Article recommendations week #25 2016
Strength Training Articles
EliteFTS shared two interesting articles The Mandatory Deload focusing on the importance of deloads in training programming to allow recovery of the central nervous system, muscluar system and connective tissue (tendons and ligaments).
The second article is about The Dying Art of Strength and Conditioning discussing the art and science of coaching, as well as its’ practical application.
ScienceForSport discussed the use of Elastic-Resistance-Training to improve athletic performance. I have found Elastic-Resistance-Training a very helpful tool and used it successfully over the last 8 years in certain periods in a training program. A quick overview how we use it How Strength Training works – Accommodating Resistance
T-Nation shared a Tip: Start Every Workout With a Strength Move suggesting to start every strength training workout with a ‘big lift’ such as Front Squat or Back Squat, a Deadlift variation, a Bench Press or Overhead Press. I would add an Olympic Lift or derivative of the Olympic Lifts, (Power Clean or Power Snatch) to the list.

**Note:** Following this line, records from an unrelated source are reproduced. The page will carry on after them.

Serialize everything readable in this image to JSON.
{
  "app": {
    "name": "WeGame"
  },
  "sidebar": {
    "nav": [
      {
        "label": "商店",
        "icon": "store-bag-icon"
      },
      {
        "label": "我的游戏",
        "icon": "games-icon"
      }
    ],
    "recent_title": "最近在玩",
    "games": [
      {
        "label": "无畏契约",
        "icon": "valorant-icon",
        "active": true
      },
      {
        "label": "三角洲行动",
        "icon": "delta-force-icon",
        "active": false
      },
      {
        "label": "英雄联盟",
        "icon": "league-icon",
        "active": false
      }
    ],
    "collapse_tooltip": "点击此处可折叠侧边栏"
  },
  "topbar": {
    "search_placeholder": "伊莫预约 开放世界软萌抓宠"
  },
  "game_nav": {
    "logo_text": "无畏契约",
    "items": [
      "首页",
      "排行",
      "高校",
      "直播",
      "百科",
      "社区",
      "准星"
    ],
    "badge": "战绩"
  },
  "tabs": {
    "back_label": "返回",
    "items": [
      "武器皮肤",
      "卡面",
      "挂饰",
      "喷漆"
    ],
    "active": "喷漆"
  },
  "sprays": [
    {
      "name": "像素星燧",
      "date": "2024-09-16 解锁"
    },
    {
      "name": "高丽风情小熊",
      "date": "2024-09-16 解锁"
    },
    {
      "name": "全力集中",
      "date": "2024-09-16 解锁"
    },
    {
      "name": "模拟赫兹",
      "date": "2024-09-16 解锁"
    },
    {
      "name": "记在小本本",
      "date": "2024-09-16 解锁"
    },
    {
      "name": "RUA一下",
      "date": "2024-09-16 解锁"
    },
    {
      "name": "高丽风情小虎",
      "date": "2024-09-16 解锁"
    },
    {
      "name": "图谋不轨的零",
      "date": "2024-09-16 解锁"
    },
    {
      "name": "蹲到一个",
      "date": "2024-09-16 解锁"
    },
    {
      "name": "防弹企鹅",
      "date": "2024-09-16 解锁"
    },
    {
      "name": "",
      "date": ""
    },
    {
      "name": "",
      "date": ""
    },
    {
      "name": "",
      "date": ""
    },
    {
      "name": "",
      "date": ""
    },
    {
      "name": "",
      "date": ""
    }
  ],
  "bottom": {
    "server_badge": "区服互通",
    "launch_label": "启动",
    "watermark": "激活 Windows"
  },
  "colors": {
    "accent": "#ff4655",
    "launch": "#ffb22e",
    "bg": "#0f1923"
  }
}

JuggernautTraining offered a video Critique of the Bulgarian System / Squat every day it’s really worth watching! What I particularly like is the evaluation of methods or training methods on fundamental training principles. Which brings one of my favorite quotes to mind “As to the methods there may be a million and then some, but principles are few. The man who grasps principles can successfully select his own methods. The man who tries methods, ignoring principles, is sure to have trouble.” which is either attributed to Ralph Waldo Emerson or Harrington Emmerson in any case regardless of author, the importance of understanding principle becomes evident.
CaliforniaStrength offered an interesting article on a not so often used variation of the Jerk The Squat Jerk: What does it take? I have used the Squat Jerk, either from the back or front and I believe it does offer some benefits. If you are planning to use the Squat Jerk, make sure you allocate some time in learning and mastering the technical execution.
Stack showed how to Build Strong and Durable Shoulders With This Push-Up Progression What I like about the article is the logical progression in exercises.
Hasfit showed a 20 Min Beginner Mobility WOD – Shoulder, Hip, Ankle, Thoracic Spine, & Wrist RomWOD which offers a good selection of mobility drills. My only point would be to bring it down to 5 mins and probably do it more frequently, rather than doing full 20 mins mobility work.